F.Y. Hedley, the author of this account, was editor and publisher of the Illinois Bunker Hill Gazette from 1868 to 1898. According to a sketch of his life in the Saint Louis Post-Dispatch, Hedley enlisted in the Union Army at age 17. At 5 feet 3 inches in height and too short to be in the infantry, he joined as a drummer boy, which no doubt inspired him to write here:

Nor was the Drummer-Boy merely a musician. He was a soldier as well. Technically known as a non-combatant, he was seldom elsewhere than at the front; and he has given up his life, musket in hand, in the line of battle, or in the act of giving water to a wounded comrade under fire.

After recounting the different roles in the Union Army from cutlers to generals and how they have been celebrated 25 years after the war, he concludes:

But amid all this jubilation, the most significant figure of the war-days has been overlooked – the Drummer-Boy, the real recruiting sergeant for the Armies of the Union!

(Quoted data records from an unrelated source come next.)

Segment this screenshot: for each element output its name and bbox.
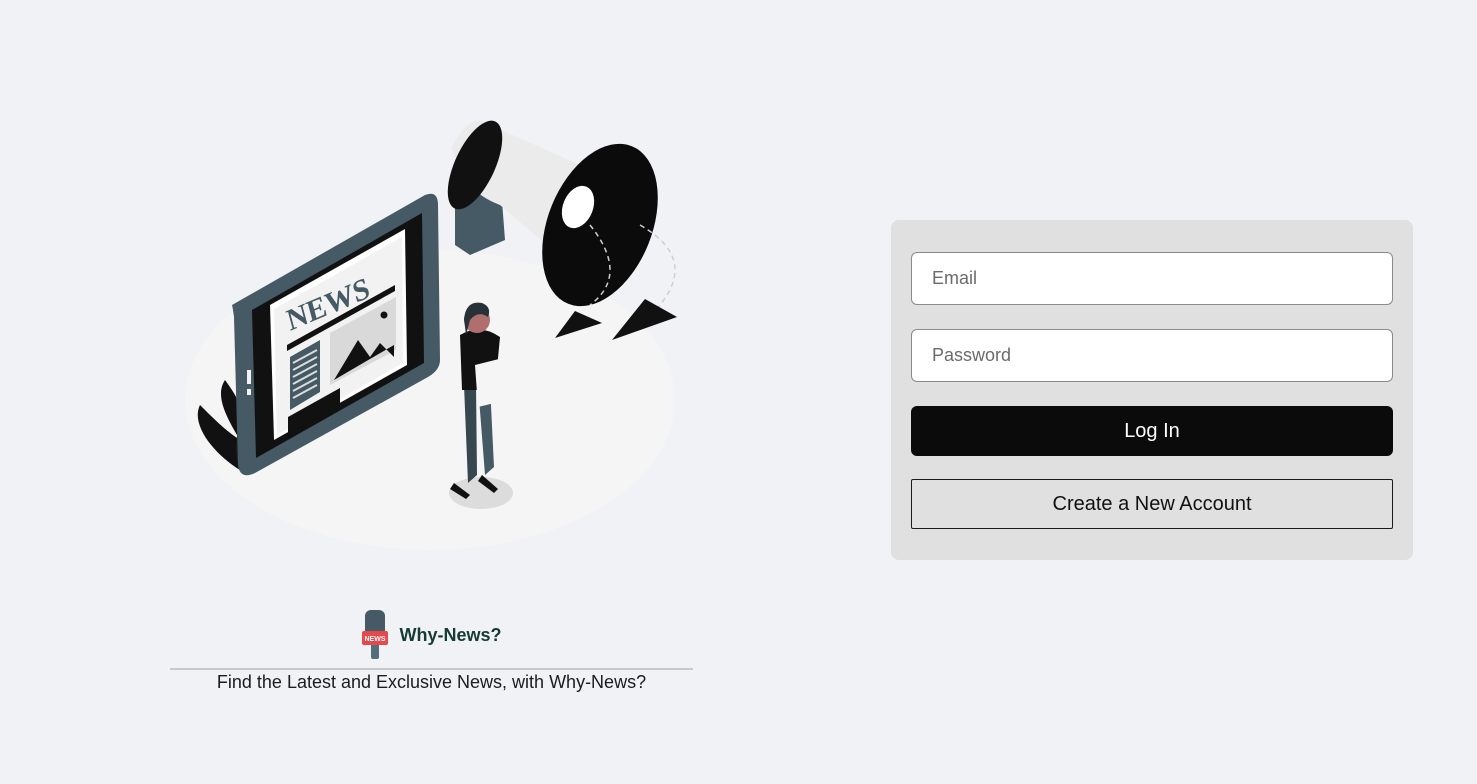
brand-name: Why-News? (399, 624, 502, 645)
login-button[interactable]: Log In (911, 406, 1393, 456)
email-field[interactable] (911, 252, 1393, 305)
brand-tagline: Find the Latest and Exclusive News, with… (216, 672, 647, 692)
logo-badge-text: NEWS (365, 636, 386, 643)
brand-section: NEWS Why-News? Find the Latest and Exclu… (170, 608, 693, 693)
news-microphone-icon: NEWS (362, 610, 389, 659)
divider (170, 668, 693, 670)
password-field[interactable] (911, 329, 1393, 382)
news-announcement-illustration-icon: NEWS (185, 120, 677, 550)
news-illustration: NEWS (170, 95, 690, 565)
login-card: Log In Create a New Account (891, 220, 1413, 560)
create-account-button[interactable]: Create a New Account (911, 479, 1393, 529)
brand-header: NEWS Why-News? (170, 608, 693, 662)
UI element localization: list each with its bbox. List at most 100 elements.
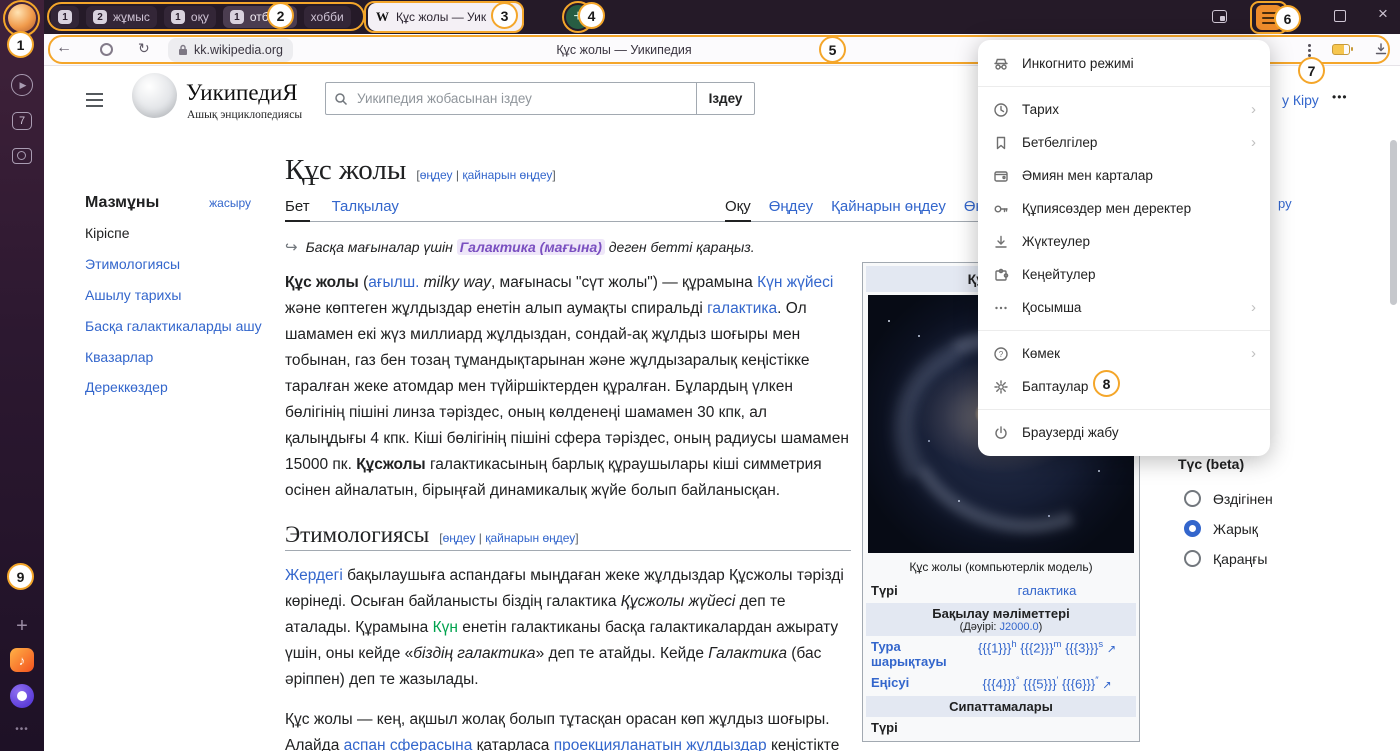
- toc-hide-link[interactable]: жасыру: [209, 196, 251, 210]
- search-box: [325, 82, 697, 115]
- incognito-icon: [992, 56, 1010, 72]
- tab-read[interactable]: Оқу: [725, 198, 751, 222]
- toc-item-other-galaxies[interactable]: Басқа галактикаларды ашу: [85, 317, 271, 336]
- menu-divider: [978, 409, 1270, 410]
- menu-item-wallet[interactable]: Әмиян мен карталар: [978, 159, 1270, 192]
- wiki-menu-icon[interactable]: [86, 93, 103, 107]
- appearance-hide-fragment[interactable]: ру: [1278, 196, 1292, 211]
- wikipedia-logo[interactable]: [132, 73, 177, 118]
- sidebar-add-icon[interactable]: +: [0, 615, 44, 638]
- section-heading-etymology: Этимологиясы: [285, 522, 429, 548]
- alice-search-icon[interactable]: [100, 43, 113, 56]
- toolbar-more-icon[interactable]: [1308, 49, 1311, 52]
- color-option-dark[interactable]: Қараңғы: [1184, 550, 1267, 567]
- panels-icon[interactable]: [1212, 10, 1227, 23]
- menu-item-extensions[interactable]: Кеңейтулер: [978, 258, 1270, 291]
- more-horizontal-icon: [992, 300, 1010, 316]
- paragraph-1: Құс жолы (ағылш. milky way, мағынасы "сү…: [285, 270, 851, 504]
- radio-icon[interactable]: [1184, 550, 1201, 567]
- menu-item-downloads[interactable]: Жүктеулер: [978, 225, 1270, 258]
- reload-icon[interactable]: ↻: [138, 40, 150, 57]
- page-scrollbar[interactable]: [1390, 140, 1397, 305]
- option-label: Қараңғы: [1213, 551, 1267, 567]
- tab-edit-source[interactable]: Қайнарын өңдеу: [831, 198, 946, 222]
- menu-item-bookmarks[interactable]: Бетбелгілер ›: [978, 126, 1270, 159]
- tab-group-work[interactable]: 2 жұмыс: [86, 6, 157, 28]
- browser-menu: Инкогнито режимі Тарих › Бетбелгілер › Ә…: [978, 40, 1270, 456]
- menu-item-label: Браузерді жабу: [1022, 425, 1119, 440]
- battery-saver-icon[interactable]: [1332, 44, 1350, 55]
- menu-item-history[interactable]: Тарих ›: [978, 93, 1270, 126]
- paragraph-2: Жердегі бақылаушыға аспандағы мыңдаған ж…: [285, 563, 851, 693]
- redirect-icon: ↪: [285, 238, 298, 256]
- wiki-search: Іздеу: [325, 82, 755, 115]
- video-icon[interactable]: ▶: [11, 74, 33, 96]
- alice-icon[interactable]: [10, 684, 34, 708]
- chevron-right-icon: ›: [1251, 101, 1256, 118]
- menu-item-close-browser[interactable]: Браузерді жабу: [978, 416, 1270, 449]
- login-link[interactable]: у Кіру: [1282, 92, 1319, 108]
- chevron-right-icon: ›: [1251, 299, 1256, 316]
- window-close-button[interactable]: ×: [1378, 4, 1388, 24]
- tab-edit[interactable]: Өңдеу: [769, 198, 813, 222]
- tab-talk[interactable]: Талқылау: [332, 198, 399, 222]
- tab-group-study[interactable]: 1 оқу: [164, 6, 216, 28]
- dec-label-link[interactable]: Еңісуі: [871, 675, 963, 691]
- toc-item-etymology[interactable]: Этимологиясы: [85, 255, 271, 274]
- menu-item-label: Әмиян мен карталар: [1022, 168, 1153, 183]
- hatnote-text: Басқа мағыналар үшін Галактика (мағына) …: [306, 239, 755, 255]
- menu-item-passwords[interactable]: Құпиясөздер мен деректер: [978, 192, 1270, 225]
- subheader-text: Сипаттамалары: [866, 699, 1136, 714]
- toc-item-discovery[interactable]: Ашылу тарихы: [85, 286, 271, 305]
- menu-item-label: Инкогнито режимі: [1022, 56, 1134, 71]
- table-of-contents: Мазмұны жасыру Кіріспе Этимологиясы Ашыл…: [85, 194, 271, 397]
- wikipedia-tagline: Ашық энциклопедиясы: [187, 109, 302, 121]
- clock-icon: [992, 102, 1010, 118]
- tab-group-count: 1: [230, 10, 244, 24]
- subheader-text: Бақылау мәліметтері: [866, 606, 1136, 621]
- sidebar-more-icon[interactable]: •••: [0, 724, 44, 735]
- appearance-color-title: Түс (beta): [1178, 456, 1244, 472]
- wikipedia-wordmark[interactable]: УикипедиЯ: [186, 80, 298, 106]
- edit-links[interactable]: [өңдеу | қайнарын өңдеу]: [416, 168, 555, 182]
- maximize-button[interactable]: [1334, 10, 1346, 22]
- infobox-subheader-observation: Бақылау мәліметтері (Дәуірі: J2000.0): [866, 603, 1136, 636]
- menu-item-settings[interactable]: Баптаулар: [978, 370, 1270, 403]
- tab-title: Құс жолы — Уик: [396, 10, 501, 24]
- screenshot-icon[interactable]: [12, 148, 32, 164]
- menu-item-label: Көмек: [1022, 346, 1060, 361]
- tab-group-pinned[interactable]: 1: [51, 6, 79, 28]
- color-option-light[interactable]: Жарық: [1184, 520, 1258, 537]
- notifications-badge[interactable]: 7: [12, 112, 32, 130]
- annotation-4: 4: [578, 2, 605, 29]
- radio-icon[interactable]: [1184, 490, 1201, 507]
- infobox-label: Түрі: [871, 720, 963, 735]
- menu-item-help[interactable]: ? Көмек ›: [978, 337, 1270, 370]
- infobox-row-ra: Тура шарықтауы {{{1}}}h {{{2}}}m {{{3}}}…: [866, 636, 1136, 672]
- menu-item-label: Кеңейтулер: [1022, 267, 1096, 282]
- infobox-row-type: Түрі галактика: [866, 580, 1136, 601]
- downloads-icon[interactable]: [1374, 42, 1388, 61]
- menu-item-incognito[interactable]: Инкогнито режимі: [978, 47, 1270, 80]
- tab-bar: 1 2 жұмыс 1 оқу 1 отбасы хобби W Құс жол…: [44, 0, 1400, 34]
- yandex-music-icon[interactable]: ♪: [10, 648, 34, 672]
- color-option-automatic[interactable]: Өздігінен: [1184, 490, 1273, 507]
- toc-item-intro[interactable]: Кіріспе: [85, 224, 271, 243]
- personal-tools-icon[interactable]: •••: [1332, 90, 1348, 104]
- tab-group-hobby[interactable]: хобби: [304, 6, 351, 28]
- radio-selected-icon[interactable]: [1184, 520, 1201, 537]
- toc-item-sources[interactable]: Дереккөздер: [85, 378, 271, 397]
- ra-label-link[interactable]: Тура шарықтауы: [871, 639, 963, 669]
- profile-avatar[interactable]: [8, 4, 36, 32]
- search-button[interactable]: Іздеу: [697, 82, 755, 115]
- toc-title: Мазмұны: [85, 194, 159, 212]
- galaxy-link[interactable]: галактика: [1018, 583, 1077, 598]
- menu-item-more[interactable]: Қосымша ›: [978, 291, 1270, 324]
- search-input[interactable]: [355, 90, 688, 107]
- url-field[interactable]: kk.wikipedia.org: [168, 38, 293, 62]
- back-icon[interactable]: ←: [56, 39, 72, 57]
- edit-links[interactable]: [өңдеу | қайнарын өңдеу]: [439, 531, 578, 545]
- url-text: kk.wikipedia.org: [194, 43, 283, 57]
- toc-item-quasars[interactable]: Квазарлар: [85, 348, 271, 367]
- tab-page[interactable]: Бет: [285, 198, 310, 222]
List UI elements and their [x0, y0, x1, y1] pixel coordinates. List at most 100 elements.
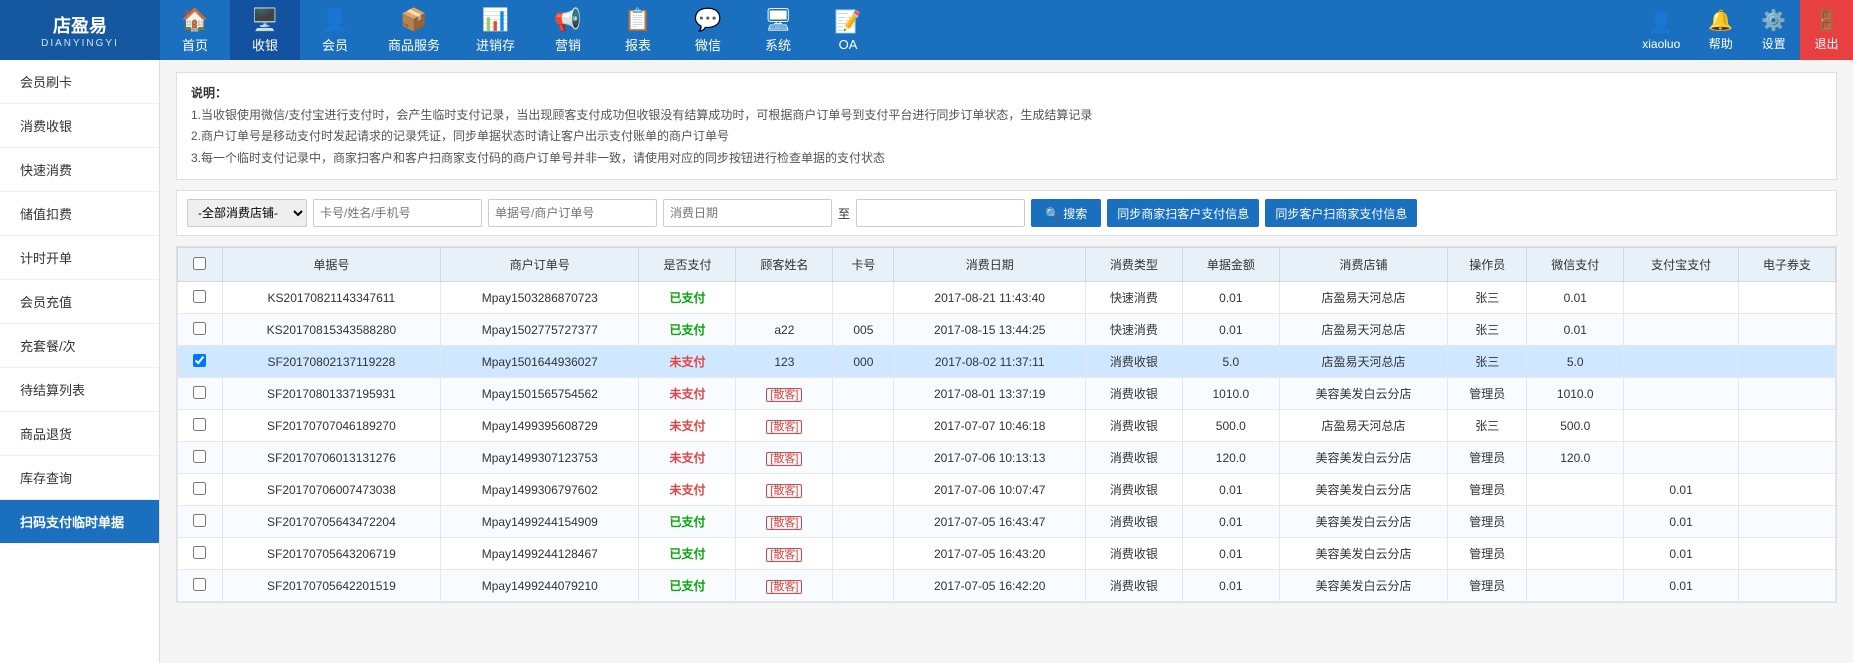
sidebar-item-储值扣费[interactable]: 储值扣费 — [0, 192, 159, 236]
sidebar-item-计时开单[interactable]: 计时开单 — [0, 236, 159, 280]
consume-type-0: 快速消费 — [1085, 282, 1182, 314]
table-row: KS20170821143347611Mpay1503286870723已支付2… — [178, 282, 1836, 314]
nav-right-item-xiaoluo[interactable]: 👤 xiaoluo — [1628, 0, 1694, 60]
sidebar-item-商品退货[interactable]: 商品退货 — [0, 412, 159, 456]
consume-date-9: 2017-07-05 16:42:20 — [894, 570, 1085, 602]
date-start-input[interactable] — [663, 199, 832, 227]
nav-right-item-设置[interactable]: ⚙️设置 — [1747, 0, 1800, 60]
table-row: SF20170801337195931Mpay1501565754562未支付[… — [178, 378, 1836, 410]
sidebar-item-会员充值[interactable]: 会员充值 — [0, 280, 159, 324]
order-no-8: SF20170705643206719 — [222, 538, 440, 570]
consume-type-1: 快速消费 — [1085, 314, 1182, 346]
coupon-5 — [1739, 442, 1836, 474]
row-checkbox-2[interactable] — [178, 346, 223, 378]
order-input[interactable] — [488, 199, 657, 227]
nav-item-进销存[interactable]: 📊进销存 — [458, 0, 533, 60]
table-row: KS20170815343588280Mpay1502775727377已支付a… — [178, 314, 1836, 346]
sidebar-item-快速消费[interactable]: 快速消费 — [0, 148, 159, 192]
col-header-4: 顾客姓名 — [736, 248, 833, 282]
sync-customer-button[interactable]: 同步客户扫商家支付信息 — [1265, 199, 1417, 227]
nav-right-label: xiaoluo — [1642, 37, 1680, 51]
nav-item-微信[interactable]: 💬 微信 — [673, 0, 743, 60]
nav-right-icon-xiaoluo: 👤 — [1649, 10, 1674, 35]
row-checkbox-0[interactable] — [178, 282, 223, 314]
customer-name-4: [散客] — [736, 410, 833, 442]
top-nav: 店盈易 DIANYINGYI 🏠首页🖥️收银👤会员📦商品服务📊进销存📢营销📋报表… — [0, 0, 1853, 60]
nav-item-会员[interactable]: 👤会员 — [300, 0, 370, 60]
wechat-pay-4: 500.0 — [1527, 410, 1624, 442]
nav-item-OA[interactable]: 📝OA — [813, 0, 883, 60]
paid-status-0: 已支付 — [639, 282, 736, 314]
row-checkbox-5[interactable] — [178, 442, 223, 474]
notice-title: 说明： — [191, 86, 227, 100]
coupon-6 — [1739, 474, 1836, 506]
col-header-1: 单据号 — [222, 248, 440, 282]
order-no-0: KS20170821143347611 — [222, 282, 440, 314]
member-input[interactable] — [313, 199, 482, 227]
nav-right-item-帮助[interactable]: 🔔帮助 — [1694, 0, 1747, 60]
consume-type-2: 消费收银 — [1085, 346, 1182, 378]
row-checkbox-8[interactable] — [178, 538, 223, 570]
guest-tag: [散客] — [766, 516, 802, 530]
row-checkbox-9[interactable] — [178, 570, 223, 602]
sidebar-item-消费收银[interactable]: 消费收银 — [0, 104, 159, 148]
nav-right-item-退出[interactable]: 🚪退出 — [1800, 0, 1853, 60]
customer-name-3: [散客] — [736, 378, 833, 410]
amount-5: 120.0 — [1182, 442, 1279, 474]
nav-item-商品服务[interactable]: 📦商品服务 — [370, 0, 458, 60]
row-checkbox-6[interactable] — [178, 474, 223, 506]
table-row: SF20170707046189270Mpay1499395608729未支付[… — [178, 410, 1836, 442]
row-checkbox-1[interactable] — [178, 314, 223, 346]
nav-item-首页[interactable]: 🏠首页 — [160, 0, 230, 60]
sidebar-item-扫码支付临时单据[interactable]: 扫码支付临时单据 — [0, 500, 159, 544]
paid-status-6: 未支付 — [639, 474, 736, 506]
select-all-checkbox[interactable] — [193, 257, 206, 270]
amount-7: 0.01 — [1182, 506, 1279, 538]
merchant-no-9: Mpay1499244079210 — [441, 570, 639, 602]
wechat-pay-7 — [1527, 506, 1624, 538]
coupon-8 — [1739, 538, 1836, 570]
card-no-7 — [833, 506, 894, 538]
sidebar-item-充套餐/次[interactable]: 充套餐/次 — [0, 324, 159, 368]
notice-box: 说明： 1.当收银使用微信/支付宝进行支付时，会产生临时支付记录，当出现顾客支付… — [176, 72, 1837, 180]
merchant-no-2: Mpay1501644936027 — [441, 346, 639, 378]
consume-type-8: 消费收银 — [1085, 538, 1182, 570]
nav-label: 首页 — [182, 35, 208, 54]
customer-name-5: [散客] — [736, 442, 833, 474]
nav-items: 🏠首页🖥️收银👤会员📦商品服务📊进销存📢营销📋报表 💬 微信 🖥系统📝OA — [160, 0, 1628, 60]
nav-label: 微信 — [695, 35, 721, 54]
nav-item-系统[interactable]: 🖥系统 — [743, 0, 813, 60]
wechat-pay-8 — [1527, 538, 1624, 570]
operator-3: 管理员 — [1448, 378, 1527, 410]
coupon-4 — [1739, 410, 1836, 442]
nav-item-收银[interactable]: 🖥️收银 — [230, 0, 300, 60]
operator-7: 管理员 — [1448, 506, 1527, 538]
operator-8: 管理员 — [1448, 538, 1527, 570]
sync-merchant-button[interactable]: 同步商家扫客户支付信息 — [1107, 199, 1259, 227]
card-no-8 — [833, 538, 894, 570]
col-header-13: 电子券支 — [1739, 248, 1836, 282]
nav-item-营销[interactable]: 📢营销 — [533, 0, 603, 60]
shop-select[interactable]: -全部消费店铺- — [187, 199, 307, 227]
sidebar-item-库存查询[interactable]: 库存查询 — [0, 456, 159, 500]
row-checkbox-3[interactable] — [178, 378, 223, 410]
nav-label: 会员 — [322, 35, 348, 54]
search-button[interactable]: 🔍 搜索 — [1031, 199, 1101, 227]
row-checkbox-4[interactable] — [178, 410, 223, 442]
nav-icon-报表: 📋 — [624, 7, 651, 33]
nav-icon-微信: 💬 — [694, 7, 721, 33]
merchant-no-4: Mpay1499395608729 — [441, 410, 639, 442]
customer-name-8: [散客] — [736, 538, 833, 570]
nav-label: 营销 — [555, 35, 581, 54]
consume-date-6: 2017-07-06 10:07:47 — [894, 474, 1085, 506]
paid-status-9: 已支付 — [639, 570, 736, 602]
nav-right-label: 帮助 — [1709, 35, 1733, 52]
row-checkbox-7[interactable] — [178, 506, 223, 538]
guest-tag: [散客] — [766, 452, 802, 466]
col-header-9: 消费店铺 — [1279, 248, 1447, 282]
date-end-input[interactable] — [856, 199, 1025, 227]
sidebar-item-待结算列表[interactable]: 待结算列表 — [0, 368, 159, 412]
nav-item-报表[interactable]: 📋报表 — [603, 0, 673, 60]
sidebar-item-会员刷卡[interactable]: 会员刷卡 — [0, 60, 159, 104]
order-no-4: SF20170707046189270 — [222, 410, 440, 442]
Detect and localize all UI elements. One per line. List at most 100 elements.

The captivating illustrations were created by Frederick Lincoln Stoddard (1861-1940). After studying in Paris and producing large murals in a variety of buildings, including the great dome at the St. Louis World’s Fair, Stoddard joined the Society of Western Artists in 1898. From 1908 to 1912, he created striking cover art for such magazines as Cosmopolitan and Motor.